Some artists have a natural feeling for the riches of chaos; when they don’t pin things down for us to know exactly what’s going on, we understand that they’re not giving us that kind of meaning—they’re giving us more than that. And Malle achieves that with Lucien, but he isn’t skilled yet at merging scripted scenes with found material, and at times we feel that something has been left out.

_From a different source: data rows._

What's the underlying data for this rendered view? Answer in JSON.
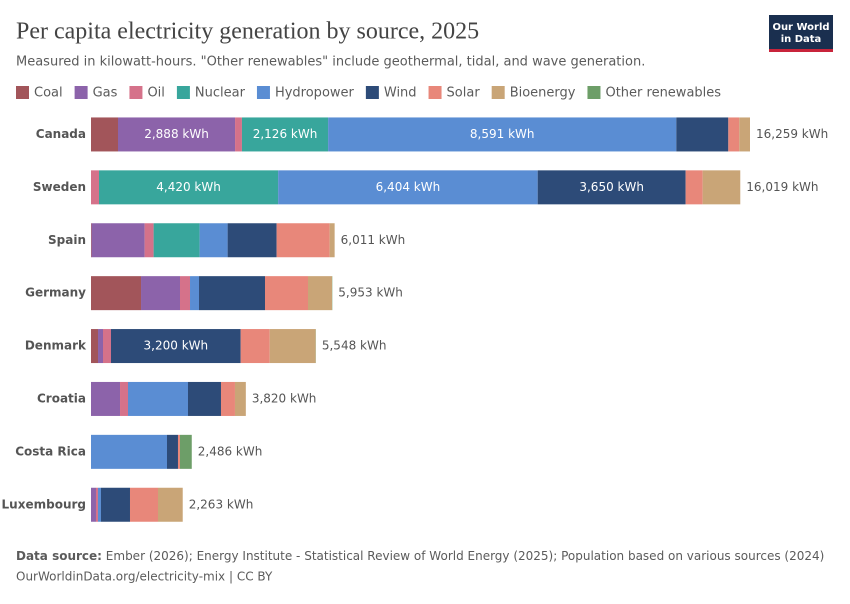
{
  "chart_data": {
    "type": "stacked-bar-horizontal",
    "title": "Per capita electricity generation by source, 2025",
    "subtitle": "Measured in kilowatt-hours. \"Other renewables\" include geothermal, tidal, and wave generation.",
    "logo": [
      "Our World",
      "in Data"
    ],
    "source_label": "Data source:",
    "source": "Ember (2026); Energy Institute - Statistical Review of World Energy (2025); Population based on various sources (2024)",
    "note": "OurWorldinData.org/electricity-mix | CC BY",
    "categories": [
      "Canada",
      "Sweden",
      "Spain",
      "Germany",
      "Denmark",
      "Croatia",
      "Costa Rica",
      "Luxembourg"
    ],
    "xlim": [
      0,
      16259
    ],
    "series": [
      {
        "name": "Coal",
        "color": "#a2555a",
        "values": [
          666,
          0,
          15,
          1234,
          173,
          0,
          0,
          0
        ],
        "value_labels": [
          null,
          null,
          null,
          null,
          null,
          null,
          null,
          null
        ]
      },
      {
        "name": "Gas",
        "color": "#8c63aa",
        "values": [
          2888,
          0,
          1308,
          962,
          123,
          716,
          0,
          123
        ],
        "value_labels": [
          "2,888 kWh",
          null,
          null,
          null,
          null,
          null,
          null,
          null
        ]
      },
      {
        "name": "Oil",
        "color": "#d5728a",
        "values": [
          170,
          197,
          222,
          247,
          197,
          197,
          0,
          49
        ],
        "value_labels": [
          null,
          null,
          null,
          null,
          null,
          null,
          null,
          null
        ]
      },
      {
        "name": "Nuclear",
        "color": "#38a69c",
        "values": [
          2126,
          4420,
          1135,
          0,
          0,
          0,
          0,
          0
        ],
        "value_labels": [
          "2,126 kWh",
          "4,420 kWh",
          null,
          null,
          null,
          null,
          null,
          null
        ]
      },
      {
        "name": "Hydropower",
        "color": "#5a8dd3",
        "values": [
          8591,
          6404,
          691,
          222,
          0,
          1480,
          1875,
          74
        ],
        "value_labels": [
          "8,591 kWh",
          "6,404 kWh",
          null,
          null,
          null,
          null,
          null,
          null
        ]
      },
      {
        "name": "Wind",
        "color": "#2d4b78",
        "values": [
          1283,
          3650,
          1209,
          1628,
          3200,
          814,
          271,
          716
        ],
        "value_labels": [
          null,
          "3,650 kWh",
          null,
          null,
          "3,200 kWh",
          null,
          null,
          null
        ]
      },
      {
        "name": "Solar",
        "color": "#e8877a",
        "values": [
          271,
          420,
          1308,
          1061,
          716,
          345,
          49,
          691
        ],
        "value_labels": [
          null,
          null,
          null,
          null,
          null,
          null,
          null,
          null
        ]
      },
      {
        "name": "Bioenergy",
        "color": "#c9a577",
        "values": [
          264,
          928,
          123,
          592,
          1135,
          268,
          0,
          610
        ],
        "value_labels": [
          null,
          null,
          null,
          null,
          null,
          null,
          null,
          null
        ]
      },
      {
        "name": "Other renewables",
        "color": "#6d9e68",
        "values": [
          0,
          0,
          0,
          7,
          4,
          0,
          291,
          0
        ],
        "value_labels": [
          null,
          null,
          null,
          null,
          null,
          null,
          null,
          null
        ]
      }
    ],
    "totals": {
      "values": [
        16259,
        16019,
        6011,
        5953,
        5548,
        3820,
        2486,
        2263
      ],
      "value_labels": [
        "16,259 kWh",
        "16,019 kWh",
        "6,011 kWh",
        "5,953 kWh",
        "5,548 kWh",
        "3,820 kWh",
        "2,486 kWh",
        "2,263 kWh"
      ]
    }
  }
}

The picture is a knockout, and the flaws don’t diminish its stature, so it may appear silly to discuss imperfections—which could be passed over as ambiguities. But it’s because the picture is a major work that it seems necessary to distinguish between the great ambiguities of its theme and the piddling, diversionary gaffes and gaps in its execution. There’s another reason for bringing up the crudenesses: they are the price that Malle the aesthete is willing to pay for discovery. Here is a director who achieved sleek technical perfection in his early, limited films and who is now saying that perfection is cheap and easy (which seems to be true for him). He’s looking for something that he doesn’t have the tools or the temperament to grab hold of, and he’s catching it anyway. Malle’s renunciation of conventional drama—or his new indifference to it—cripples him in places where he still needs it. He hasn’t fully cast off the hard shell of the brilliant young pro who made The Lovers  and Viva Maria!  and Zazie , but he’s lost his slick. He’s in the process of turning himself inside out and reaching into the common experience. Malle isn’t used to playing by ear; he keeps looking at the notes and seeing they’re wrong, revising them and hoping they’re better. Yet somehow, with all the wrong notes he hits, and parts of the bass left out, he gets sounds that nobody’s ever heard before.